Requirements
Also you'll need GGUF version of WAN Video model,
Download wan2.1-i2v-14b-720p-Q4_K_S model from here : https://huggingface.co/city96/Wan2.1-I2V-14B-720P-gguf/tree/main
You'll need Git, Install Git using this link : https://git-scm.com/
The guide to install Sage Attention 1 is include in my previous Hunyuan Video T2V Native workflow post: https://brewni.com/Genai/ULNks9g1?tag=0
You have to follow these, otherwise Triton won't work
If you followed the guide, open terminal in your comfyui folder and type this,
git clone https://github.com/thu-ml/SageAttention.git
if you already installed sageattention 1, type this,
.\python_embeded\python.exe -m pip uninstall sageattention
Open SageAttention folder, Open terminal inside SageAttention folder and type this,
..\python_embeded\python.exe -m pip install -e .

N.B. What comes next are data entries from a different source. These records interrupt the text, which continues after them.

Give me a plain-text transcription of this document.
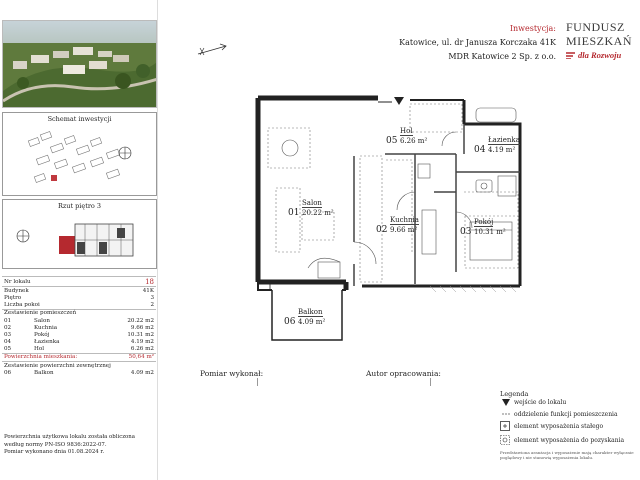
Schemat inwestycji
Rzut piętro 3
Nr lokalu	18
Budynek	41K
Piętro	3
Liczba pokoi	2
Zestawienie pomieszczeń	
01	Salon	20.22 m2
02	Kuchnia	9.66 m2
03	Pokój	10.31 m2
04	Łazienka	4.19 m2
05	Hol	6.26 m2
Powierzchnia mieszkania:	50,64 m²
Zestawienie powierzchni zewnętrznej
06	Balkon	4.09 m2
Powierzchnia użytkowa lokalu została obliczona
według normy PN-ISO 9836:2022-07.
Pomiar wykonano dnia 01.08.2024 r.
Inwestycja:
Katowice, ul. dr Janusza Korczaka 41K
MDR Katowice 2 Sp. z o.o.
FUNDUSZ
MIESZKAŃ
dla Rozwoju
01
Salon
20.22 m²
02
Kuchnia
9.66 m²	03
Pokój
10.31 m²
04
Łazienka
4.19 m²
05
Hol
6.26 m²
06
Balkon
4.09 m²
Pomiar wykonał:	Autor opracowania:
Legenda
wejście do lokalu
oddzielenie funkcji pomieszczenia
element wyposażenia stałego
element wyposażenia do pozyskania
Przedstawiona aranżacja i wyposażenie mają charakter wyłącznie
poglądowy i nie stanowią wyposażenia lokalu.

the '--fast' arg will reduce your generation time about 20%, but you need to install nightly version of Pytorch
open terminal in your comfyui folder and type this,
.\python_embeded\python.exe -m pip install --upgrade --pre torch torchvision torchaudio --index-url https://download.pytorch.org/whl/nightly/cu128
Edit your run_nvidia_gpu.bat with notepad, like this
.\python_embeded\python.exe -s ComfyUI\main.py --windows-standalone-build --use-sage-attention --fast
Workflow
Pastebin : https://pastebin.com/P3C0xPU2
Custom Nodes
You have to install these cutoms Nodes :
MultiGPU
(UnetLoaderGGUFDisTorchMultiGPU, DualCLIPLoaderMultiGPU, VAELoaderMultiGPU)
these will enables offloading GGUF, CLIP, and VAE models to system RAM
Offloading models does not reduce generation time but allows for higher resolutions and longer video lengths by freeing VRAM
KJNodes
(WanVideo Tea Cache (native),TorchCompileModelWanVideo, Skip Layer Guidance Wan Video)
WanVideo Tea Cache (native)
this will cut the generation time almost in half
With Wan 2.1 14B model, high threshold won't produce much noise
TorchCompileModelWanVideo
It will boost your generation time, make sure to set mode max-autotune-no-cudagraphs otherwise It will give you error
Skip Layer Guidance Wan Video
this will improve your video quality a lot, make sure to set block 9, not 10
FreeMemory
(Free Memory (Latent))
It will preventing VRAM Out-of-Memory (OOM) errors between the Sampler and Tiled VAE Decode nodes.
VAE Decode
720 x 720px, 65 frames, 25 steps takes 11:00